Annual conferences convene clinicians, researchers, and educators from institutions such as Massachusetts General Hospital, Mount Sinai Health System, and UCSF Medical Center, featuring plenaries, workshops, and poster sessions similar to meetings hosted by American Society of Clinical Oncology and Gerontological Society of America. Regional symposia and webinars engage stakeholders from health systems like Sutter Health and community hospice networks, with topics spanning clinical practice, bioethics, telehealth, and interprofessional communication used across settings including Norton Healthcare and Geisinger Health System.

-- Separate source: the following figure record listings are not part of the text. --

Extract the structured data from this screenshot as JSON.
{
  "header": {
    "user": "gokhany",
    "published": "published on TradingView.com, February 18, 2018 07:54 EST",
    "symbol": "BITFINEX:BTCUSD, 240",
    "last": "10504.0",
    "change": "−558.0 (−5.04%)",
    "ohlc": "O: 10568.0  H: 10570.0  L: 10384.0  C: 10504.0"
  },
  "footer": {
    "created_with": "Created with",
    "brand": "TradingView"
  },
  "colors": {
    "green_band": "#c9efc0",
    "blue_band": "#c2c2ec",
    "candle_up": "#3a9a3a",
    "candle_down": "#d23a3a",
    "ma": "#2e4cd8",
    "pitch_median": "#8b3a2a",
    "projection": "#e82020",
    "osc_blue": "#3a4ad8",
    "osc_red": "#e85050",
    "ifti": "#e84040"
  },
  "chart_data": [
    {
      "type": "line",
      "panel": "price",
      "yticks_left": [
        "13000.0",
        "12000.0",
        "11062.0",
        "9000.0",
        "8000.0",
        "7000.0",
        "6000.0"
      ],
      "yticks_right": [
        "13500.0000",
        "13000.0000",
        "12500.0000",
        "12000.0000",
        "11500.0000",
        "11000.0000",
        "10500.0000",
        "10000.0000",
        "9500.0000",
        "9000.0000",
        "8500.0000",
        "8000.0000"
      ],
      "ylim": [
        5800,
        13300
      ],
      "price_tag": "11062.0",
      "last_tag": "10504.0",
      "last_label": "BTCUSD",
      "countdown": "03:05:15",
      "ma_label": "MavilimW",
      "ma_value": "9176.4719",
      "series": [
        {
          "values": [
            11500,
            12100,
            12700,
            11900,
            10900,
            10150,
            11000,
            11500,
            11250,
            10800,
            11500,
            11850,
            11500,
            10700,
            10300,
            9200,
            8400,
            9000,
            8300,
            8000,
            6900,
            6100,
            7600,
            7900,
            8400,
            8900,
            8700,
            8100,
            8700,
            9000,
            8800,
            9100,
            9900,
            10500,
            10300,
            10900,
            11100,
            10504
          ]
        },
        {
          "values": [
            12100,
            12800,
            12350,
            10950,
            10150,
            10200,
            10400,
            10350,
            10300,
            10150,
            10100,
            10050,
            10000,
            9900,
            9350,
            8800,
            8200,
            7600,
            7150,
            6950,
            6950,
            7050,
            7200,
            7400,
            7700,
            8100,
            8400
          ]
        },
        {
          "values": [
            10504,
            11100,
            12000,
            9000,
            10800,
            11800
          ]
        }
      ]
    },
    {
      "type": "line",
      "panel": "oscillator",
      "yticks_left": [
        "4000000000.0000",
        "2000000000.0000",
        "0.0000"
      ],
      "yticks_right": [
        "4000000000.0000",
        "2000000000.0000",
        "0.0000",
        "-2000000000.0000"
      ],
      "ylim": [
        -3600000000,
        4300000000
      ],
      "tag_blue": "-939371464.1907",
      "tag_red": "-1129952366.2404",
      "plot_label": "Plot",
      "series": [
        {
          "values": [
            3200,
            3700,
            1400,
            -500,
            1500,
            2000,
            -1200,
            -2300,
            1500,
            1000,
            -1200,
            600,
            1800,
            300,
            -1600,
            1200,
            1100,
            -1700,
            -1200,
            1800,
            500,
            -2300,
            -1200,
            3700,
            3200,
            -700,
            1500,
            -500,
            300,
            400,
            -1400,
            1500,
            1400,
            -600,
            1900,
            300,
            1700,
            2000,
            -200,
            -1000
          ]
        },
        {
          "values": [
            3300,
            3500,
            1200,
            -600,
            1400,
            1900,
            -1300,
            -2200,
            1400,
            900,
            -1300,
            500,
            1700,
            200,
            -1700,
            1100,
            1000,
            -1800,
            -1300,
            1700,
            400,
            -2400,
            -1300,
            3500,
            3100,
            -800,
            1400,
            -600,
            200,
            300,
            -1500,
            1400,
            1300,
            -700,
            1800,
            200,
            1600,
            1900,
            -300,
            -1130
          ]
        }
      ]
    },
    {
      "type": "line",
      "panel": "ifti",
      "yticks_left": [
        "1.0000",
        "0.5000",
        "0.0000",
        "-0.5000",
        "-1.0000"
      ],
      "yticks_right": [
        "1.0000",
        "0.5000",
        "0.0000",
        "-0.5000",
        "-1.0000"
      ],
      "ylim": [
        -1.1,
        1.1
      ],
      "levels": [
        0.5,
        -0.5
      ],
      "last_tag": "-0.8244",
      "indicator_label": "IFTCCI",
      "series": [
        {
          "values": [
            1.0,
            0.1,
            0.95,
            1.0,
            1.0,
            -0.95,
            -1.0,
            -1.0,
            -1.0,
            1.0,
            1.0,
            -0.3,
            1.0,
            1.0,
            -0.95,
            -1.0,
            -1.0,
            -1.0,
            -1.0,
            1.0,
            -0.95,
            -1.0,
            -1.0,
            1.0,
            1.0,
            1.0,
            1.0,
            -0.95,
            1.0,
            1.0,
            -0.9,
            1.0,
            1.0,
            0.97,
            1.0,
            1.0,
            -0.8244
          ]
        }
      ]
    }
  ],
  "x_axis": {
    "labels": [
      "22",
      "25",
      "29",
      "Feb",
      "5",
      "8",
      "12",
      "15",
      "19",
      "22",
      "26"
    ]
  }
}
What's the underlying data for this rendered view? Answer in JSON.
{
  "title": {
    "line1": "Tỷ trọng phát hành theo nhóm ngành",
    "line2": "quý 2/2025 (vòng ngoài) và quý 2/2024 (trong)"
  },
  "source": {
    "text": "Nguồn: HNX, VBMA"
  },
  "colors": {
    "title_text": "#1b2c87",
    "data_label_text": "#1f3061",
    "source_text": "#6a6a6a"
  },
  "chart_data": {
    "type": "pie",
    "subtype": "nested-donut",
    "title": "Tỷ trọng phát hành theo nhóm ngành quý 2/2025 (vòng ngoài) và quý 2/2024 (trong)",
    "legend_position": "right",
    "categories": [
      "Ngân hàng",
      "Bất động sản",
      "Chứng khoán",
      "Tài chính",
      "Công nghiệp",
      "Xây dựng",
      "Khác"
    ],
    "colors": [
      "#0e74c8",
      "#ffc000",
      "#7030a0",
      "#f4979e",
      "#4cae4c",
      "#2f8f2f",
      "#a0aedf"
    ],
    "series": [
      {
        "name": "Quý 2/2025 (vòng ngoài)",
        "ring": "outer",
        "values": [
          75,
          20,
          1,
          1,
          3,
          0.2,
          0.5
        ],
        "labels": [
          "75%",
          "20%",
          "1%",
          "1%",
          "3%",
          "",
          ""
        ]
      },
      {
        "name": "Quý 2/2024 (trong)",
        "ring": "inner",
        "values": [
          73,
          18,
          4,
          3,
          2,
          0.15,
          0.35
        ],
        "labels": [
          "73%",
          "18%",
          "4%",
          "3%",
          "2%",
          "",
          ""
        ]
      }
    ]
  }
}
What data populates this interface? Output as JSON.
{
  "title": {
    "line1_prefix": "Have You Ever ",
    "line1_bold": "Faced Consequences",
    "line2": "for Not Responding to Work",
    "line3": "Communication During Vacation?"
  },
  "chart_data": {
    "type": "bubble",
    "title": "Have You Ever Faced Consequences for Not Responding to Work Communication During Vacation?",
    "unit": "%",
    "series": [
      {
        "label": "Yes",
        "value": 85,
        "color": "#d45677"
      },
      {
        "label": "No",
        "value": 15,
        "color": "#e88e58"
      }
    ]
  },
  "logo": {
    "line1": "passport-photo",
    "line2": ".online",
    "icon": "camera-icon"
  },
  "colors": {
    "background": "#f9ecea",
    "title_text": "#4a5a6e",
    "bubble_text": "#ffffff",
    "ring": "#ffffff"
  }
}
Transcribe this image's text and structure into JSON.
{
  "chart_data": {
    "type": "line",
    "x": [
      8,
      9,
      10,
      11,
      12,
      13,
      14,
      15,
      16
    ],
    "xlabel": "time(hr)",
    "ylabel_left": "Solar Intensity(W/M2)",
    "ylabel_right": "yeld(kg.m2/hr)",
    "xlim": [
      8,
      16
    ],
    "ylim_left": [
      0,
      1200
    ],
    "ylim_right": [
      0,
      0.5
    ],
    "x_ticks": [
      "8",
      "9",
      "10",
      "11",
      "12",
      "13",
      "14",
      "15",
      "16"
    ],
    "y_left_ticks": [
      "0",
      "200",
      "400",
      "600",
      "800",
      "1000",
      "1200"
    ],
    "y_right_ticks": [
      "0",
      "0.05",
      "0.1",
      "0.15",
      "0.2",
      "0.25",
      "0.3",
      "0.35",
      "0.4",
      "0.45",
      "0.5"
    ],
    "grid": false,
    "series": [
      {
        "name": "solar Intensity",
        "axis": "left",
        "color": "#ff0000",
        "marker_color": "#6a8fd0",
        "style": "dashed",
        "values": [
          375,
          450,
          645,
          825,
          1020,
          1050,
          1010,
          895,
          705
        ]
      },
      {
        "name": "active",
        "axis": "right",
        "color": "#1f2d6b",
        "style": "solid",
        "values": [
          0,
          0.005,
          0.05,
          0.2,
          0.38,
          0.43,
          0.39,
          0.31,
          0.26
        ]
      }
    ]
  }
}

Advocacy efforts address workforce development, reimbursement policy, and regulatory frameworks affecting hospice and palliative services, interacting with legislative and regulatory actors such as United States Congress, Centers for Medicare & Medicaid Services, and state health departments akin to those in California Department of Public Health and New York State Department of Health. Policy initiatives often align with coalitions that include National Hospice and Palliative Care Organization, AARP, and patient advocacy groups like American Cancer Society to influence statutes, payment models, and quality measures employed by payers such as Blue Cross Blue Shield and federal programs like Medicare.